Another often infuriating aspect of presenting is if your audience seems to be paying no attention to you at all. Sure, you’ll always have a few people in the audience texting–maybe even snoozing a bit–but it’s still irksome when some have the nerve to carry on a casual conversation while you’re giving a speech right in front of them.

Although it’s not quite as uncomfortable as openly arguing with an audience member, pausing your speech to “shh” someone can be a little awkward too. Use your best judgement here.

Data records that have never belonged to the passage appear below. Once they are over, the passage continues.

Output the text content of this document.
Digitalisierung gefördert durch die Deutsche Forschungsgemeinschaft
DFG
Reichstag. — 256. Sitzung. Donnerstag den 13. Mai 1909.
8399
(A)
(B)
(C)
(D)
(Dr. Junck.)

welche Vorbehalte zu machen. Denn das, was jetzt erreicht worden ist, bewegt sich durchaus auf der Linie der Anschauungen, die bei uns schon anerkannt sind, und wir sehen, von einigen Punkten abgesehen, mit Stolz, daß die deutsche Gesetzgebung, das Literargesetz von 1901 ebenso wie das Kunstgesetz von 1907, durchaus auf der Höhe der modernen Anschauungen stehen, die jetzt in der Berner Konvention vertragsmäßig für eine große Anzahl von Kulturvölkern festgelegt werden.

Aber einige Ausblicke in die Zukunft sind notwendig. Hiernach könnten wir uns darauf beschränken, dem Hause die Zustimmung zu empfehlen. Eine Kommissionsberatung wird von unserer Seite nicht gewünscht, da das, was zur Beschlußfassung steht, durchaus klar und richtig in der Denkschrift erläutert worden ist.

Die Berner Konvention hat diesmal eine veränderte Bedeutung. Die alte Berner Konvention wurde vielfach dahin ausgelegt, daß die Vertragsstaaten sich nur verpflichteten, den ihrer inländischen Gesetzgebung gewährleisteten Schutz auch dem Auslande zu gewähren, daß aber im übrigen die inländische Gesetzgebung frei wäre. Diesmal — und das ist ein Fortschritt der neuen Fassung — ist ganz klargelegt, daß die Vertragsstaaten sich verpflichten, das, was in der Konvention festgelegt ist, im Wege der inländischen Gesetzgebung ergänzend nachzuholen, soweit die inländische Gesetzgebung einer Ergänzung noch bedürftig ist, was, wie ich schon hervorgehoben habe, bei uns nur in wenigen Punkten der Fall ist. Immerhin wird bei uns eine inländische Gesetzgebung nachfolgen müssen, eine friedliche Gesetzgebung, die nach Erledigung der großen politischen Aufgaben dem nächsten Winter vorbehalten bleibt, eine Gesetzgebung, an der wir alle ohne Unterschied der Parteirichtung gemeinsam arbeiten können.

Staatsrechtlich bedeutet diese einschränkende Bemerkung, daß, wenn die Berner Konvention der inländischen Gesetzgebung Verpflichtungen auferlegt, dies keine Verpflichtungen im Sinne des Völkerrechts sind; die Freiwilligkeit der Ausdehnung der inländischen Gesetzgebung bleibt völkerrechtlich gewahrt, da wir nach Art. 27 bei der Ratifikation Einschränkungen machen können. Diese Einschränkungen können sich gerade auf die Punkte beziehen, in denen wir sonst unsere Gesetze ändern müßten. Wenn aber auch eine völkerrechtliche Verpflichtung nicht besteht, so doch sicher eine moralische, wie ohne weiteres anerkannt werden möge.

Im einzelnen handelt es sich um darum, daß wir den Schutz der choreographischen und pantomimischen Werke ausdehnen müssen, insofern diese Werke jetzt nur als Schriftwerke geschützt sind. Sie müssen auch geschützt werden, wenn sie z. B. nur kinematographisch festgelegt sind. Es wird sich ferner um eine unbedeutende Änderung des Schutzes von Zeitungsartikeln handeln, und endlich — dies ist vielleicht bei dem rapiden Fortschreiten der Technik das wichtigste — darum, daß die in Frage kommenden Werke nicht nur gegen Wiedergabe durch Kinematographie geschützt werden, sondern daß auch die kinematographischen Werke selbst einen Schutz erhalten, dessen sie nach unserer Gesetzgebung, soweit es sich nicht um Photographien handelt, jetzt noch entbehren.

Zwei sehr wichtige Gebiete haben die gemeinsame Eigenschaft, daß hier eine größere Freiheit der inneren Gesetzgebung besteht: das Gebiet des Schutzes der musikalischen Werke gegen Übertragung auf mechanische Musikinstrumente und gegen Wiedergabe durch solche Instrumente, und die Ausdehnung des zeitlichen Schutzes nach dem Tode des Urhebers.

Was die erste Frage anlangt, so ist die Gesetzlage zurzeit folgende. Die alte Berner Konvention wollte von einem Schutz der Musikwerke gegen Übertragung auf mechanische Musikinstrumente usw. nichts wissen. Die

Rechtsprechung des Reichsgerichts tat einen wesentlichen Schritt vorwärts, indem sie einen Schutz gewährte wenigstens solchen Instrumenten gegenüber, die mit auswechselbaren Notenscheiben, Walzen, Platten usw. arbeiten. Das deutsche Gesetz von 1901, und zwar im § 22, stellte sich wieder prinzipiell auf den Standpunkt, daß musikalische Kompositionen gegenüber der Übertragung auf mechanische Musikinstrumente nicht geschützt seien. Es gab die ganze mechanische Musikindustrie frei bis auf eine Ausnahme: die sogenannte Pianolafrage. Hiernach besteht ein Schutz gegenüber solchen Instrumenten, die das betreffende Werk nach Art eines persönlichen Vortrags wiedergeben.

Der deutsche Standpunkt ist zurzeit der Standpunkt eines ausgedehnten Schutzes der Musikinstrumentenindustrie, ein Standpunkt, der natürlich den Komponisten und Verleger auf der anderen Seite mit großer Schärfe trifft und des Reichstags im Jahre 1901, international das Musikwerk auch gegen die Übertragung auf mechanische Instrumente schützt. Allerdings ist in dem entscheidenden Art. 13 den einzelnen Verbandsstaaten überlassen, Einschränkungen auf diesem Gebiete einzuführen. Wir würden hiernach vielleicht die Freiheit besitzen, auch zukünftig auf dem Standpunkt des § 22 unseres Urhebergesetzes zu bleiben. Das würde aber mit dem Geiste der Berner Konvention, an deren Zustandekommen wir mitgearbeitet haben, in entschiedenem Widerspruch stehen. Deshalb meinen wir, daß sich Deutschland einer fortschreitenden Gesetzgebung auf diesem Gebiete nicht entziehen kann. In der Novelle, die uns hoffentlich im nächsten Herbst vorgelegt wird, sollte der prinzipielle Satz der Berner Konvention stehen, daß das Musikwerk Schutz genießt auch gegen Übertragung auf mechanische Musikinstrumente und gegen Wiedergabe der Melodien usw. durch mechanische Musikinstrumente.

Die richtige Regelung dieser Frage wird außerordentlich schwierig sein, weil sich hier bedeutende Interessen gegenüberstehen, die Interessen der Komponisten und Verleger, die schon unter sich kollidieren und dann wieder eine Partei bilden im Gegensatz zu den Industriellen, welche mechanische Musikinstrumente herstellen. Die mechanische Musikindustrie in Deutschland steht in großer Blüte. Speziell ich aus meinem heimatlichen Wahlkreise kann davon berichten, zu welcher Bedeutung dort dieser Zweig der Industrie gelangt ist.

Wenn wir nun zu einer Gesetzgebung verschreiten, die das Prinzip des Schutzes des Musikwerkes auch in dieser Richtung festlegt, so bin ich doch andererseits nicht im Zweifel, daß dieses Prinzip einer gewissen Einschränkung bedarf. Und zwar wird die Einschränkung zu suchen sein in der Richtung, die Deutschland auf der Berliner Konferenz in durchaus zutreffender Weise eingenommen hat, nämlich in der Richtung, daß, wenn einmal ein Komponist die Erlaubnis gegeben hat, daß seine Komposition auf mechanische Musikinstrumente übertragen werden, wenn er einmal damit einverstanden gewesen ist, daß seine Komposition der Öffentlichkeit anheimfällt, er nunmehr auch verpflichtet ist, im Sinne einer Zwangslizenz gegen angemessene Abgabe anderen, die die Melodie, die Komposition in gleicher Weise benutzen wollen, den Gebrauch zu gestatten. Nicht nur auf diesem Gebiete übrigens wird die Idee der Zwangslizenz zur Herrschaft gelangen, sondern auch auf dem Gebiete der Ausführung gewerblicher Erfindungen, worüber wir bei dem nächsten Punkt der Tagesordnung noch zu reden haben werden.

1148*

If the unruly, oblivious audience member is beginning to distract others, it’s okay to politely and respectfully ask if they could keep their voice down.

Similarly, if a heckler seems hell-bent on distracting you and demands a response, and there isn’t any event security to assist you here, it’s best to ask if they wait until the end of the presentation to approach you with comments or questions.

The most important thing, in either case, is to keep a cool head. More often than not, hecklers are looking for a reaction.

“If you can’t beat ’em, join ’em”

That saying isn’t totally applicable, but if you watch this short clip of Alexander’s speech, when the hecklers begin to yell out while he is talking, rather than ignore or try to speak over them, Alexander ad lib’s them into his speech. While not all of us may be comfortable enough doing this so naturally, it’s an effective way to keep the attention in the room focused on your topic, not what the hecklers are shouting about.

A bad crowd, or a few bad eggs in it, is never desirable, and hopefully it isn’t a common occurrence. Most rude audience members in the business world are often simply bored or oblivious, and the best solution is simply to be captivating enough to keep the crowd focused on the topic of your choosing.

 

Reference:

Menn, Joseph. “NSA Chief Defends Surveillance Programs at Hacking Conference.Reuters. July 31, 2013.